On January 8, 2009, at the invitation of the incumbent president, George W. Bush, he participated in a luncheon at the White House bringing together all the presidents of the United States still alive: George HW Bush, Barack Obama (then president-elect but not yet in office), George W. Bush and Bill Clinton.
Since September 8, 2012, he has been the longest-surviving president after leaving office, with 40 years, 90 days of retirement, overtaking Herbert Hoover, who died 31 years and 7 months after leaving the White House. He is also, with 96 years, 201 days, the longest-lived American president, since March 22, 2019, when he passed George H. W. Bush, who died at 94 years and 171 days.
He married on July 7, 1946 Rosalynn Smith, born in the same town as him and with whom he had four children. Their descendants also include eight grandchildren and two great-grandsons24:
- John William Carter aka Jack Carter (1947-).
- Jason James Carter (1975-), Senator from Georgia (2010-2015).
- Henry Lewis Carter.
- Thomas Clyde Carter.
- Sarah Rosemary Carter (1978-).
- James Earl Carter III aka Chip Carter (1950-).

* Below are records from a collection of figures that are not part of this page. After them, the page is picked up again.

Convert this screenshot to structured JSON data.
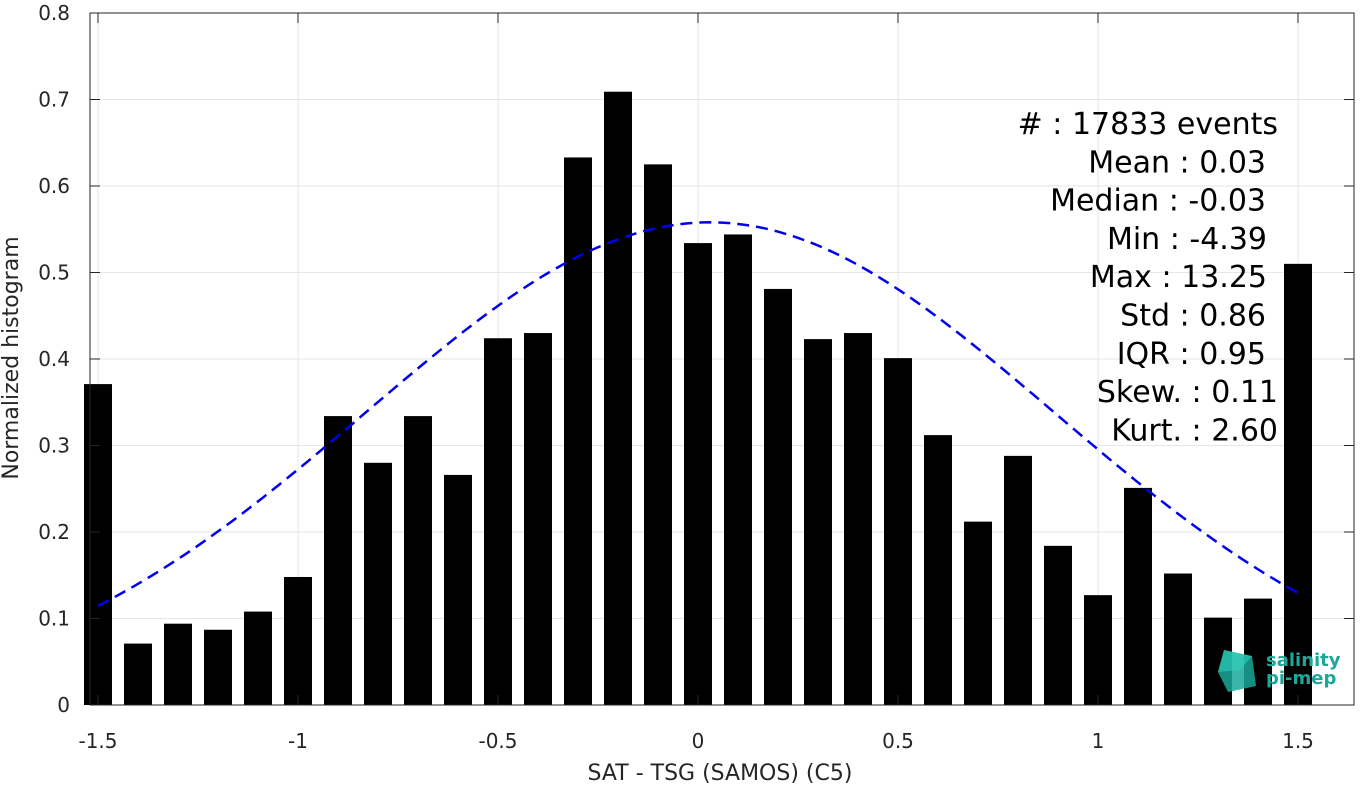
{
  "chart_data": {
    "type": "bar",
    "xlabel": "SAT - TSG (SAMOS) (C5)",
    "ylabel": "Normalized histogram",
    "xlim": [
      -1.52,
      1.64
    ],
    "ylim": [
      0,
      0.8
    ],
    "xticks": [
      -1.5,
      -1,
      -0.5,
      0,
      0.5,
      1,
      1.5
    ],
    "xtick_labels": [
      "-1.5",
      "-1",
      "-0.5",
      "0",
      "0.5",
      "1",
      "1.5"
    ],
    "yticks": [
      0,
      0.1,
      0.2,
      0.3,
      0.4,
      0.5,
      0.6,
      0.7,
      0.8
    ],
    "ytick_labels": [
      "0",
      "0.1",
      "0.2",
      "0.3",
      "0.4",
      "0.5",
      "0.6",
      "0.7",
      "0.8"
    ],
    "grid": true,
    "bar_color": "#000000",
    "bar_width": 0.07,
    "bars": {
      "x": [
        -1.5,
        -1.4,
        -1.3,
        -1.2,
        -1.1,
        -1.0,
        -0.9,
        -0.8,
        -0.7,
        -0.6,
        -0.5,
        -0.4,
        -0.3,
        -0.2,
        -0.1,
        0.0,
        0.1,
        0.2,
        0.3,
        0.4,
        0.5,
        0.6,
        0.7,
        0.8,
        0.9,
        1.0,
        1.1,
        1.2,
        1.3,
        1.4,
        1.5
      ],
      "values": [
        0.371,
        0.071,
        0.094,
        0.087,
        0.108,
        0.148,
        0.334,
        0.28,
        0.334,
        0.266,
        0.424,
        0.43,
        0.633,
        0.709,
        0.625,
        0.534,
        0.544,
        0.481,
        0.423,
        0.43,
        0.401,
        0.312,
        0.212,
        0.288,
        0.184,
        0.127,
        0.251,
        0.152,
        0.101,
        0.123,
        0.51
      ]
    },
    "fit_curve": {
      "style": "dashed",
      "color": "#0000ee",
      "mean": 0.03,
      "std": 0.86,
      "peak": 0.558,
      "x_range": [
        -1.5,
        1.5
      ]
    },
    "annotations": [
      "#  : 17833 events",
      "Mean : 0.03",
      "Median : -0.03",
      "Min : -4.39",
      "Max : 13.25",
      "Std : 0.86",
      "IQR : 0.95",
      "Skew. : 0.11",
      "Kurt. : 2.60"
    ]
  },
  "logo": {
    "line1": "salinity",
    "line2": "pi-mep",
    "color": "#1aa89a"
  }
}
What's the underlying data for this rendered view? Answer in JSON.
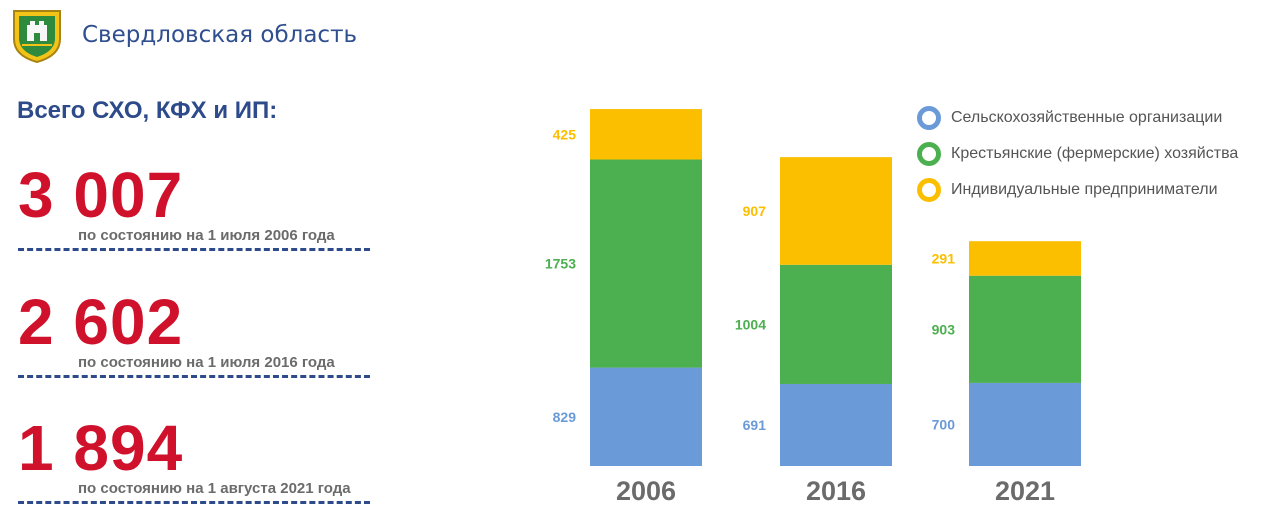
{
  "header": {
    "region": "Свердловская область"
  },
  "subtitle": "Всего СХО, КФХ и ИП:",
  "stats": [
    {
      "value": "3 007",
      "caption": "по состоянию на 1 июля 2006 года"
    },
    {
      "value": "2 602",
      "caption": "по состоянию на 1 июля 2016 года"
    },
    {
      "value": "1 894",
      "caption": "по состоянию на 1 августа 2021 года"
    }
  ],
  "colors": {
    "org": "#6a9bd8",
    "farm": "#4caf50",
    "ip": "#fbbf00",
    "title": "#2d4a8a",
    "accent": "#d0112b"
  },
  "chart_data": {
    "type": "bar",
    "stacked": true,
    "categories": [
      "2006",
      "2016",
      "2021"
    ],
    "series": [
      {
        "name": "Сельскохозяйственные организации",
        "values": [
          829,
          691,
          700
        ],
        "color": "#6a9bd8"
      },
      {
        "name": "Крестьянские (фермерские) хозяйства",
        "values": [
          1753,
          1004,
          903
        ],
        "color": "#4caf50"
      },
      {
        "name": "Индивидуальные предприниматели",
        "values": [
          425,
          907,
          291
        ],
        "color": "#fbbf00"
      }
    ],
    "legend_position": "top-right",
    "grid": false
  }
}
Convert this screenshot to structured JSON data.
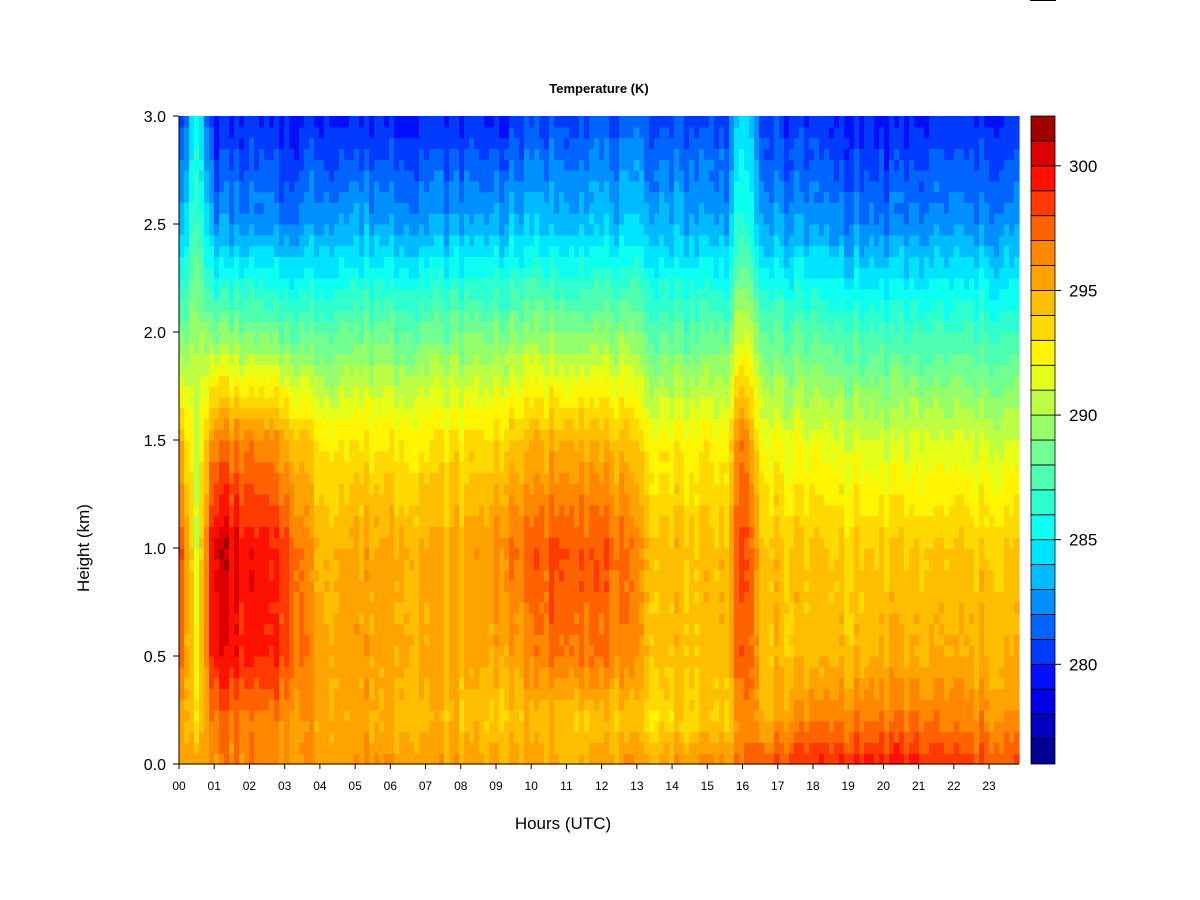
{
  "chart_data": {
    "type": "heatmap",
    "title": "Temperature (K)",
    "xlabel": "Hours (UTC)",
    "ylabel": "Height (km)",
    "xlim": [
      0,
      23.85
    ],
    "ylim": [
      0.0,
      3.0
    ],
    "x_ticks": [
      "00",
      "01",
      "02",
      "03",
      "04",
      "05",
      "06",
      "07",
      "08",
      "09",
      "10",
      "11",
      "12",
      "13",
      "14",
      "15",
      "16",
      "17",
      "18",
      "19",
      "20",
      "21",
      "22",
      "23"
    ],
    "y_ticks": [
      "0.0",
      "0.5",
      "1.0",
      "1.5",
      "2.0",
      "2.5",
      "3.0"
    ],
    "colorbar": {
      "min": 276,
      "max": 302,
      "step": 1,
      "ticks": [
        "280",
        "285",
        "290",
        "295",
        "300"
      ]
    },
    "heights_km": [
      0.0,
      0.2,
      0.5,
      1.0,
      1.5,
      2.0,
      2.5,
      3.0
    ],
    "profiles": [
      {
        "hour": 0.0,
        "temps": [
          296.5,
          297.0,
          298.5,
          299.5,
          296.0,
          289.0,
          283.5,
          280.5
        ]
      },
      {
        "hour": 0.5,
        "temps": [
          295.5,
          293.0,
          292.0,
          291.0,
          290.5,
          289.5,
          287.0,
          285.0
        ]
      },
      {
        "hour": 1.0,
        "temps": [
          296.5,
          297.0,
          300.0,
          301.0,
          297.0,
          289.0,
          282.5,
          279.5
        ]
      },
      {
        "hour": 2.0,
        "temps": [
          296.5,
          296.5,
          299.0,
          299.5,
          296.5,
          288.5,
          282.5,
          280.0
        ]
      },
      {
        "hour": 3.0,
        "temps": [
          296.0,
          296.0,
          298.5,
          298.5,
          295.5,
          288.0,
          282.0,
          279.5
        ]
      },
      {
        "hour": 4.0,
        "temps": [
          296.0,
          295.5,
          295.5,
          295.0,
          293.0,
          288.0,
          283.0,
          280.0
        ]
      },
      {
        "hour": 6.0,
        "temps": [
          296.0,
          295.0,
          295.5,
          295.5,
          293.0,
          288.5,
          283.0,
          280.0
        ]
      },
      {
        "hour": 8.0,
        "temps": [
          295.5,
          294.5,
          295.0,
          295.0,
          293.0,
          288.5,
          283.0,
          280.0
        ]
      },
      {
        "hour": 9.5,
        "temps": [
          295.5,
          294.0,
          295.5,
          297.0,
          294.0,
          289.0,
          283.5,
          280.0
        ]
      },
      {
        "hour": 11.0,
        "temps": [
          295.5,
          294.5,
          297.5,
          298.5,
          295.5,
          289.5,
          284.0,
          281.0
        ]
      },
      {
        "hour": 12.5,
        "temps": [
          295.5,
          294.0,
          296.5,
          297.5,
          294.5,
          289.0,
          283.5,
          281.0
        ]
      },
      {
        "hour": 13.5,
        "temps": [
          295.5,
          293.5,
          294.5,
          294.5,
          292.5,
          288.0,
          283.5,
          281.0
        ]
      },
      {
        "hour": 15.5,
        "temps": [
          296.5,
          294.0,
          294.5,
          294.5,
          292.5,
          288.0,
          283.0,
          280.5
        ]
      },
      {
        "hour": 16.0,
        "temps": [
          297.5,
          296.5,
          298.5,
          299.0,
          297.5,
          291.5,
          287.0,
          285.0
        ]
      },
      {
        "hour": 16.5,
        "temps": [
          297.5,
          295.0,
          294.5,
          294.5,
          292.0,
          288.0,
          283.0,
          280.5
        ]
      },
      {
        "hour": 18.0,
        "temps": [
          299.0,
          296.5,
          294.5,
          294.0,
          291.5,
          287.5,
          282.5,
          280.0
        ]
      },
      {
        "hour": 20.0,
        "temps": [
          299.5,
          297.0,
          295.0,
          294.0,
          291.0,
          287.0,
          282.0,
          279.5
        ]
      },
      {
        "hour": 22.0,
        "temps": [
          298.5,
          296.5,
          295.0,
          294.0,
          291.0,
          287.0,
          282.5,
          280.0
        ]
      },
      {
        "hour": 23.85,
        "temps": [
          298.0,
          296.0,
          295.0,
          294.0,
          291.0,
          287.0,
          282.5,
          280.0
        ]
      }
    ]
  }
}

- James Earl Carter IV (1977-).
- Margaret Alicia (1987-).
- Jeffrey Donnel Carter (1952-).
- Joshua Jeffrey (1984-).
- Jeremy Davis Carter (1987-2015)
- James Carlton (1991-).
- Amy Lynn Carter (1967-).
- Hugo James Wentzel (1999-).
- The latter experienced the media spotlight during her teenage years because she lived with her parents in the White House, the first child to live there since the
- Kennedy family in the early 1960s.
On April 8, 1998, United States Secretary of the Navy John H. Dalton officially announced that the last of three Seawolf-class submarines, the then most recent class of nuclear submarines in the US Navy , will be named after former President James Earl Carter, Jr., the only President of the United States to serve in submarines. USS Jimmy Carter (SSN-23) has been in service since 2005.
On August 12, 2015, Jimmy Carter, in a press release published by The Carter Center, revealed that he had advanced cancer25. On December 6, 2015, he announced his recovery26 and two weeks later, to the day, on December 20, while he was teaching in a Baptist Church, the ex-politician announced the death of one of his grandsons, Jeremy Carter, 28. The causes of death have not been disclosed27.
On November 27, 2019, he was released from the hospital after spending two weeks there under observation following a successful operation to relieve brain pressure caused by recent falls28. On November 30, he was hospitalized again with a urinary tract infection29 and was discharged on December 4 from Phoebe Sumter Medical Center.